120 Paragraphs (Paperback)

By Bruce H. Hamilton

iUniverse, 9780595341306, 136pp.

Publication Date: December 29, 2004

List Price: 13.95*
* Individual store prices may vary.


"120 Paragraphs" may seem to jape at the question of what a valid paragraph really might be. As if stuck in a jazzy or surrealistic world of horsing around, each 'paragraph' moves both nonchalantly and somewhat skittishly, at least in many instances. The real possible pleasure of the entire collection must be decidedly verbal, since verbal style definitely may seem to be prevailing over 'meaning'. Even so, traditional grammar remains both paramount and never to be at all disrespected. The author's main Literary Theorizing might include and re-include a strong likelihood that many time-honored versions of traditional logic and rhetoric perhaps have overly depended on very phony connectivity and on people's abilities to do anything like real remembering.

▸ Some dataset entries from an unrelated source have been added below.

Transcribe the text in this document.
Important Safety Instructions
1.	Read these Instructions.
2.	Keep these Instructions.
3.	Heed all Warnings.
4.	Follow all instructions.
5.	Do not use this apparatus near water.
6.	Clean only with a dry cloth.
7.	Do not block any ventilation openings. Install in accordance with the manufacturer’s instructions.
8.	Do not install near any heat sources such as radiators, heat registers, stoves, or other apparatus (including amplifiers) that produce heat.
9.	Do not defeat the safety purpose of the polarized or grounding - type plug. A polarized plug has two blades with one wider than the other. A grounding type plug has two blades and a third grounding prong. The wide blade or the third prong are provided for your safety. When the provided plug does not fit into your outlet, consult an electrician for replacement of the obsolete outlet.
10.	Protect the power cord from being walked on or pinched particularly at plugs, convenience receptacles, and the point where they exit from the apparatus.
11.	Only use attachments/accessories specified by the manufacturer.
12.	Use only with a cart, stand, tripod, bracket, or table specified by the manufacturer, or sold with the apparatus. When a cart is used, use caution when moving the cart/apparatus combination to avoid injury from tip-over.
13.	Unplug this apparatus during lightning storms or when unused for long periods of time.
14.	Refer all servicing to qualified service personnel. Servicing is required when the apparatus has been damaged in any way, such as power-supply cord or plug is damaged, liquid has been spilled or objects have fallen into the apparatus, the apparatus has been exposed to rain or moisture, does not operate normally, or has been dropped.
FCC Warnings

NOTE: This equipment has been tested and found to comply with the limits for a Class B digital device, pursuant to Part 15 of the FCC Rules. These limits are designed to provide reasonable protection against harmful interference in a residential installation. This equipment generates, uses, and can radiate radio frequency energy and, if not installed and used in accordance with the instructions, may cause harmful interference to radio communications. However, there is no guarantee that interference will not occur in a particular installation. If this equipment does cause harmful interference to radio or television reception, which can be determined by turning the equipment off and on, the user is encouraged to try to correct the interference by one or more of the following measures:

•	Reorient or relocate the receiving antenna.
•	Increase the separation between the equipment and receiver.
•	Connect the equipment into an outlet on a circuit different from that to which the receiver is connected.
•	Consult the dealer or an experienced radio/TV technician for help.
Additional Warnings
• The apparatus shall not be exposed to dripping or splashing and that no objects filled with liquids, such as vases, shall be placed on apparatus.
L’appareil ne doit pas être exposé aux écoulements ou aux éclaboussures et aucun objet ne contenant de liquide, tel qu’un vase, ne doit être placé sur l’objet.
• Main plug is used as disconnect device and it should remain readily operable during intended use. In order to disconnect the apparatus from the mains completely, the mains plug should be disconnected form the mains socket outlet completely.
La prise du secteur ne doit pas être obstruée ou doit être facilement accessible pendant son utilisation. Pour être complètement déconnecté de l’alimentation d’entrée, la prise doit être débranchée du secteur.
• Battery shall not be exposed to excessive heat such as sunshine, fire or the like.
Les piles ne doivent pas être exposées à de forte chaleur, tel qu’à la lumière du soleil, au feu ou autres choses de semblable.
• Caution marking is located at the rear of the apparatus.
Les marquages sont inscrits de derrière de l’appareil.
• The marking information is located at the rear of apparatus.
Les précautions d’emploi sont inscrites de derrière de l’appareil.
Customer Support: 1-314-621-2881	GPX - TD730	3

The first Proffered "Paragraph" (rather typical?) goes thus:

"Defined as "a monkey," the lost crowd's mascot begins turning around and around. Aping himself, that "monkey" grows about as aboriginal as waxed skis on which the welkin formed a sure way of coping with several problems. Softly gnawing the bones nearby is the cure for so much. As a brackish practice what would be simpler than the taking into mouth and other mouth several of the midway-found fronds from ages now and long since apparently all but left? Tiny elements of hinting get along and reach a road of lit varnishes.